6月2〜4日に開催された、世界最大級のゲーム展示会・E3(Electronics Entertainment Expo)2009は、大盛況のうちに終了しました。
各陣営から、さまざまなソフトの発表があり、ゲームファンを喜ばせたのですが、ゲームビシネスの視点から見るならば、もっとも大事なポイントは、以下のひとことに要約できます。
「ゲームビジネスは、5年〜5年半で次世代機を準備するサイクルから、ついに脱却します!」
そうなのです。言葉にして明言されたわけではないのですが、今年のE3では、マイクロソフトにも(そして任天堂やソニー・コンピュータエンタテイメント=SCE=からも)、次のゲーム機を予感させる気配は、欠片(かけら)もなかった。それどころか、2〜3年先のビジョンすら見せてきました。このことこそが、じつは最大の注目ポイントなのですね。
これまでのゲームの歴史を振り返ると、5〜5年半のサイクルで、次世代の据え置きゲーム機が発売されてきています。すると、たとえばXbox 360は2005年12月に発売されたマシンですから、本来ならば2010年末〜2011年夏あたりに新マシンを登場させる気配が漂っても、なんらおかしくないはずなんですね。
にもかかわらず、各陣営ともに「現行機のままでも、いまなお新鮮な体験を提供できますよ!」「2〜3年後には、こんなに素敵なことができますよ」と強くアピールしました。そしてユーザーに「まだまだ長いこと楽しめそうだなぁ」という予感を与えることに成功したのです。

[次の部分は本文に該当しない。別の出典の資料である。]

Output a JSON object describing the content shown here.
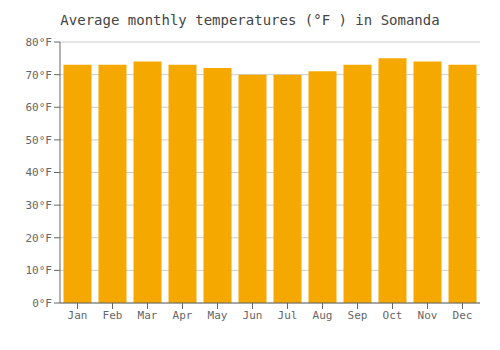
{
  "chart_data": {
    "type": "bar",
    "title": "Average monthly temperatures (°F ) in Somanda",
    "categories": [
      "Jan",
      "Feb",
      "Mar",
      "Apr",
      "May",
      "Jun",
      "Jul",
      "Aug",
      "Sep",
      "Oct",
      "Nov",
      "Dec"
    ],
    "values": [
      73,
      73,
      74,
      73,
      72,
      70,
      70,
      71,
      73,
      75,
      74,
      73
    ],
    "color": "#F5A800",
    "ylim": [
      0,
      80
    ],
    "yticks": [
      {
        "value": 0,
        "label": "0°F"
      },
      {
        "value": 10,
        "label": "10°F"
      },
      {
        "value": 20,
        "label": "20°F"
      },
      {
        "value": 30,
        "label": "30°F"
      },
      {
        "value": 40,
        "label": "40°F"
      },
      {
        "value": 50,
        "label": "50°F"
      },
      {
        "value": 60,
        "label": "60°F"
      },
      {
        "value": 70,
        "label": "70°F"
      },
      {
        "value": 80,
        "label": "80°F"
      }
    ],
    "grid": true
  }
}
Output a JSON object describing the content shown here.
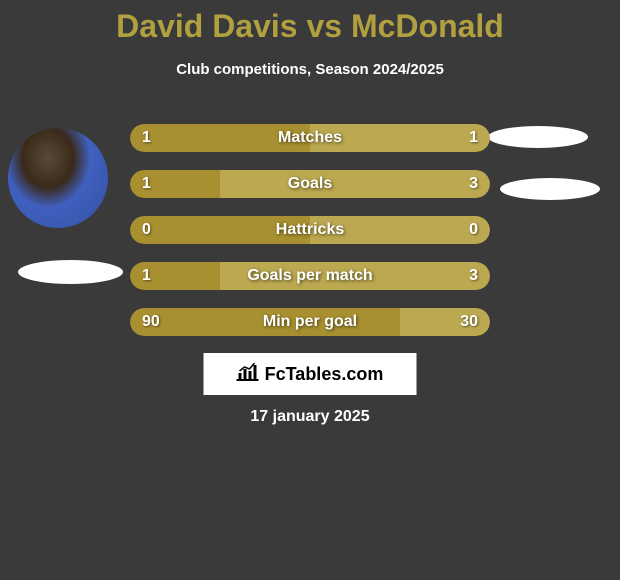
{
  "title": {
    "player1": "David Davis",
    "vs": "vs",
    "player2": "McDonald",
    "player1_color": "#b0a040",
    "vs_color": "#b0a040",
    "player2_color": "#b0a040",
    "fontsize": 32
  },
  "subtitle": {
    "text": "Club competitions, Season 2024/2025",
    "color": "#ffffff",
    "fontsize": 15
  },
  "background_color": "#3a3a3a",
  "colors": {
    "player1_bar": "#a89030",
    "player2_bar": "#bba850",
    "text": "#ffffff"
  },
  "stats": [
    {
      "label": "Matches",
      "left_value": "1",
      "right_value": "1",
      "left_pct": 50,
      "right_pct": 50
    },
    {
      "label": "Goals",
      "left_value": "1",
      "right_value": "3",
      "left_pct": 25,
      "right_pct": 75
    },
    {
      "label": "Hattricks",
      "left_value": "0",
      "right_value": "0",
      "left_pct": 50,
      "right_pct": 50
    },
    {
      "label": "Goals per match",
      "left_value": "1",
      "right_value": "3",
      "left_pct": 25,
      "right_pct": 75
    },
    {
      "label": "Min per goal",
      "left_value": "90",
      "right_value": "30",
      "left_pct": 75,
      "right_pct": 25
    }
  ],
  "watermark": {
    "text": "FcTables.com",
    "background": "#ffffff",
    "text_color": "#000000"
  },
  "date": {
    "text": "17 january 2025",
    "color": "#ffffff",
    "fontsize": 16
  }
}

ハードの発売直後ならばともかく、それ以外のタイミングで開催されたE3が、このような空気に包まれるのは、きわめて珍しいことなんですね。
さらに進化するモーション・コントロール
こうした動きの原動力は、各陣営が「モーション・コントロール」という技術に、積極的に取り組んできたからでしょう。それが、今年のE3の空気を大きく変えました。
これは読んで字のとおり、ゲームを動き(=モーション)で操作(=コントロール)する技術のこと。わかりやすくいってしまえば、任天堂がWiiリモコンで実現した技術のことです。ボタンで操作するのではなく、体の動きによってゲームを操作する仕組みのことですね。

この分野で先頭を走っているのは、もちろん任天堂です。
「Wii モーションプラス」という周辺機器を発表し、すぐさま発売することを決定。これはWiiリモコンにつけることで、より繊細な操作が可能になるという機器です。対応ソフトとして、全世界4000万本ヒットとなった前作を引き継いだ「Wii Sports Resort」をお披露目してきたのです。
任天堂は、それ以外にも「Wii Fit Plus」「スーパーマリオギャラクシー2」「NEWスーパーマリオブラザーズWii」など、全世界で1000万本セールスが見込めるタイトルをズラリとそろえてきました。ゲームビジネスを考えるならば、これはたぶん、E3史上で最強のソフトラインナップだったのではないでしょうか。